Cautiously, Nkiruka stalked the closest piece like it might fly away at any moment. Black bristles along her back glowed red at the tips.
Without warning, she pounced and seized the helpless kernel between her forelegs. Red flame engulfed the popcorn. Nkiruka turned it several times before stuffing it eagerly into her mouth.
“How much do you remember?” Dr. Shah sat in a black office chair in front of a desk busy with books, notes, and photographs. The psychiatrist wore earrings like oversized silver teardrops, and a charm bracelet with a single silver acorn. She was roughly the same age as Jeneta’s father, with threads of white woven through her black hair.
Jeneta screwed the vent screen back into place in Nkiruka’s cage. “I don’t want to talk about it.”

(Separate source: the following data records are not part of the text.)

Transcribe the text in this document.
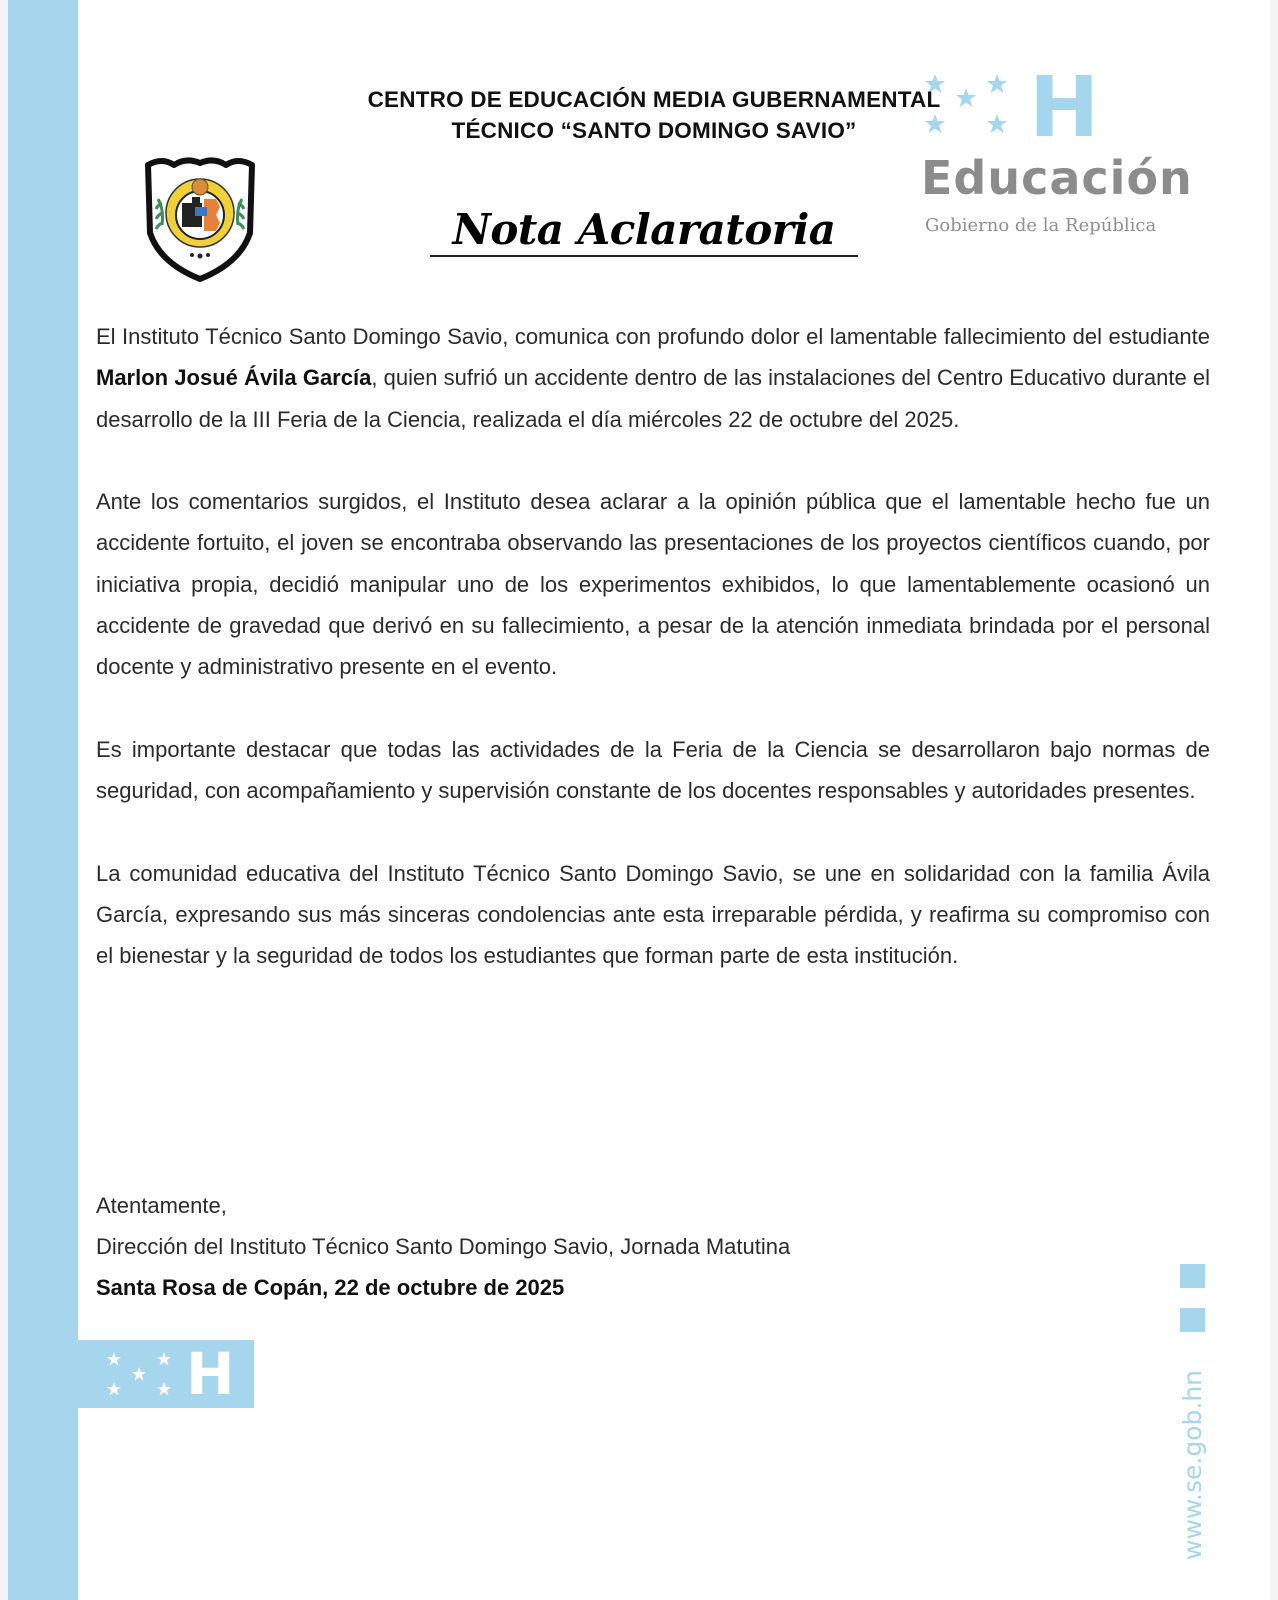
CENTRO DE EDUCACIÓN MEDIA GUBERNAMENTAL
TÉCNICO “SANTO DOMINGO SAVIO”
Nota Aclaratoria
H
Educación
Gobierno de la República

El Instituto Técnico Santo Domingo Savio, comunica con profundo dolor el lamentable fallecimiento del estudiante Marlon Josué Ávila García, quien sufrió un accidente dentro de las instalaciones del Centro Educativo durante el desarrollo de la III Feria de la Ciencia, realizada el día miércoles 22 de octubre del 2025.

Ante los comentarios surgidos, el Instituto desea aclarar a la opinión pública que el lamentable hecho fue un accidente fortuito, el joven se encontraba observando las presentaciones de los proyectos científicos cuando, por iniciativa propia, decidió manipular uno de los experimentos exhibidos, lo que lamentablemente ocasionó un accidente de gravedad que derivó en su fallecimiento, a pesar de la atención inmediata brindada por el personal docente y administrativo presente en el evento.

Es importante destacar que todas las actividades de la Feria de la Ciencia se desarrollaron bajo normas de seguridad, con acompañamiento y supervisión constante de los docentes responsables y autoridades presentes.

La comunidad educativa del Instituto Técnico Santo Domingo Savio, se une en solidaridad con la familia Ávila García, expresando sus más sinceras condolencias ante esta irreparable pérdida, y reafirma su compromiso con el bienestar y la seguridad de todos los estudiantes que forman parte de esta institución.

Atentamente,
Dirección del Instituto Técnico Santo Domingo Savio, Jornada Matutina
Santa Rosa de Copán, 22 de octubre de 2025
H	www.se.gob.hn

“They never do.” Dr. Shah smiled. “Everyone thinks it’s a sign of weakness, that they should be able to cope through sheer stubbornness.”
“I’m not being stubborn.”
Dr. Shah cocked her head to the side, but didn’t argue. Despite having no magic of her own, she’d spent most of her career working
with magic-using humans and magical inhumans. She was one of the first permanent residents of New Millennium, joining the small settlement outside Las Vegas shortly after its creation to help in its mission of providing peace and security for those with magic, and using magic to improve the world.
“I’m worried about Talulah,” Jeneta said.
“So am I.” Dr. Shah’s face turned serious. “The doctors haven’t found anything physically wrong, but she’s not waking up. The more we know about what happened yesterday, the better our chances of helping her.”
“I told Isaac everything I remembered,” Jeneta snapped. “I don’t need your guilt trips.”
“I’m not trying to make you feel guilty. I know the past few years have been hard. Having to flee your home as the world discovered the existence of magic. Your parents splitting up.”
“Having a dead necromancer set up shop in my head.”
“That too.” Dr. Shah pointed to Nkiruka. “You’re safe. Your fire-spider wouldn’t be busy stuffing her face if she sensed the slightest threat.”
Jeneta tried to suppress a shudder, but failed.
“What story are you telling yourself right now?” It was a familiar question from more than a year of therapy.
“That I’ll never be free of what Meridiana did to me,” Jeneta mumbled. “That she’s waiting to take control again, to use me to hurt people. That what happened to Talulah is my fault.”
“How would it be your fault?” There was no judgement in her words.
“I panicked. Whatever happened yesterday, whatever it was I felt, I flung it away and it hit Talulah instead.”
“Isaac blames himself, too.” Dr. Shah sighed. “It’s one of the problems with magic. All that power…you feel like you can do anything, which leads to feeling like you’re responsible for everything.”
“Does he know what went wrong?”
“He thinks someone tried to piggyback a second spell onto yours. He’s working with security to find the source of that second spell.”
Jeneta’s legs bounced, her heels thumping against the wooden legs of the chair. “What was it supposed to do?”